Watching the band during a brief practice, this quality became evident almost immediately, as small tweaks were made, and guitar parts rearranged. Fletcher Babb experimented with adding delay to a section of “Club Bangin” that he’s played god knows how many times. And remember Drew Gillihan’s Moog synthesizer? Even though he snagged the synth off Craigslist just days before the band was finished tracking Hell Dragon, he still brought it to the studio to add some finishing touches. “It’s a new school Moog,” he explains. “It’s all digital. It’s got all the old Moog shit in it but you can just push buttons.” Far beyond just pushing buttons, Gillihan deploys custom patches that are as complicated to dissect as they are hilariously named (“Hell Rabbits,” “Mary ass lice,” and “Denzel-dog,” for instance).
The same Moog was onstage on Saturday, January 14, when Black Girls packed the Camel for the official Hell Dragon CD release party, unleashing the type of fun and raucous show that is befitting of such a fun and raucous album. Also at the Camel that night were a few members of The Head and the Heart (two of whom -- Jonathan Russell and Tyler Williams -- have roots in Richmond), providing a brief glimpse into Black Girls’ very near future on the road.
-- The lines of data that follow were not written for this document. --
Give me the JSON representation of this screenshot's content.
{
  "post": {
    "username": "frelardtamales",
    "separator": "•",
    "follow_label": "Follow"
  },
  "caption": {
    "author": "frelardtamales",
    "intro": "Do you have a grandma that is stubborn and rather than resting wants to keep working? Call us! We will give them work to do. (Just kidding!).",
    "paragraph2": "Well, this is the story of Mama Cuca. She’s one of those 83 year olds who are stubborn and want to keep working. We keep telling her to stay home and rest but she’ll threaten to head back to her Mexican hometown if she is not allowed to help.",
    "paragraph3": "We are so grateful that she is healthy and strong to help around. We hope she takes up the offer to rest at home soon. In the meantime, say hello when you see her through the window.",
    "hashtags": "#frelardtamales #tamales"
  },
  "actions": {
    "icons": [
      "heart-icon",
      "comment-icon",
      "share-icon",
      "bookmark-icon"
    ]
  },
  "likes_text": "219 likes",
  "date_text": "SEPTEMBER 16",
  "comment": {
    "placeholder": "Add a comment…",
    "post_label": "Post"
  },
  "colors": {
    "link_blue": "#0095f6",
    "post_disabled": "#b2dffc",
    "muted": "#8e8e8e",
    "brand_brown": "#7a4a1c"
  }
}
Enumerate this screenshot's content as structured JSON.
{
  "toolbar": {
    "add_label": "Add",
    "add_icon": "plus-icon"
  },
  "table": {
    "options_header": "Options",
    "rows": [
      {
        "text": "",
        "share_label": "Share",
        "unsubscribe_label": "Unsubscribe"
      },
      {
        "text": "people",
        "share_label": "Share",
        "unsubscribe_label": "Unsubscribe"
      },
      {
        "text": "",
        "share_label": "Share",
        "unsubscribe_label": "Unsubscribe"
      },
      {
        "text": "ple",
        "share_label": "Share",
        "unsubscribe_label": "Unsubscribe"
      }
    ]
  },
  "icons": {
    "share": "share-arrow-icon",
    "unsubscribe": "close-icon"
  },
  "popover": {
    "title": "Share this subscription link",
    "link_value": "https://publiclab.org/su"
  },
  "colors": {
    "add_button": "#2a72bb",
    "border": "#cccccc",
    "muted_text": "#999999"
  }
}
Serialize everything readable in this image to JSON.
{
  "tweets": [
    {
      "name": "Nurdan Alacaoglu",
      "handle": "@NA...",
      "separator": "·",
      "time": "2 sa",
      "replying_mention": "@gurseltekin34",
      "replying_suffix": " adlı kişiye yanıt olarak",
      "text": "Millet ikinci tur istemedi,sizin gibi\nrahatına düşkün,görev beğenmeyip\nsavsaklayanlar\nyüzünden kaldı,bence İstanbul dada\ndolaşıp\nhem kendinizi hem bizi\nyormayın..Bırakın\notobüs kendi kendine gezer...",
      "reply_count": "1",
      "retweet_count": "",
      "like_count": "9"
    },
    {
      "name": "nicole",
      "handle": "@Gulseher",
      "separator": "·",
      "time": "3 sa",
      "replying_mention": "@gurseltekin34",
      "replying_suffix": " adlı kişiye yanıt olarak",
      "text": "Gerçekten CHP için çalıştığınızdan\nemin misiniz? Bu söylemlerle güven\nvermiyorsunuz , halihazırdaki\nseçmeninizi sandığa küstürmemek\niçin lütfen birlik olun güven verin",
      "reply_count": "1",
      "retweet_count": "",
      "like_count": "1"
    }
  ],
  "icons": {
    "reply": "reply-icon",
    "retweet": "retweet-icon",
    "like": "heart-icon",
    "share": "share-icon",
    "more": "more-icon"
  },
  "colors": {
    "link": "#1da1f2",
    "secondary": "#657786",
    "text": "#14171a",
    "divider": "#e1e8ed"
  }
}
In March they’ll be stopping in 17 cities--including Toronto and Montreal, their first shows outside the U.S.--opening for The Head and the Heart in venues like the Vic Theater in Chicago and Terminal 5 in New York City. In a happy coincidence, their second-to-last stop on the tour finds them at the Cannery Ballroom in Nashville, making for their second trip to Music City in just three months.
As drained as the group was when I caught up with them on January 13 at Republic, before the first of two homecoming shows that concluded the Roasted, Toasted, Deep-Fried Southern Winter Tour, they seemed to relish their time on the road. They raved about their evening in New Orleans and the one-of-a-kind green room at the Bottletree in Birmingham. They even made the most of their commutes. On the long ride from Nashville to Newport News, the band turned the camper into a screening room, plowing through the entire fourth season of Mad Men. It’s as if they have a sixth sense for creating a good time out of thin air, regardless of the hand that they’re dealt--be that a lack of willing venues, a studio full of instruments, or an abundance of free time.
With their March booked up, Black Girls is already looking to how they’ll use their free time this summer. Stephen Farris says that they’re hoping to make their way onto as many festival stages as possible. Fletcher agrees, saying, “anywhere else we can go on tour that’s far away.” While it doesn’t appear that they’ll have any trouble, something tells me that if they don’t make as many festival appearances as they’d like, they wouldn’t hesitate to put on their own.
And something tells me it would be really, really fun.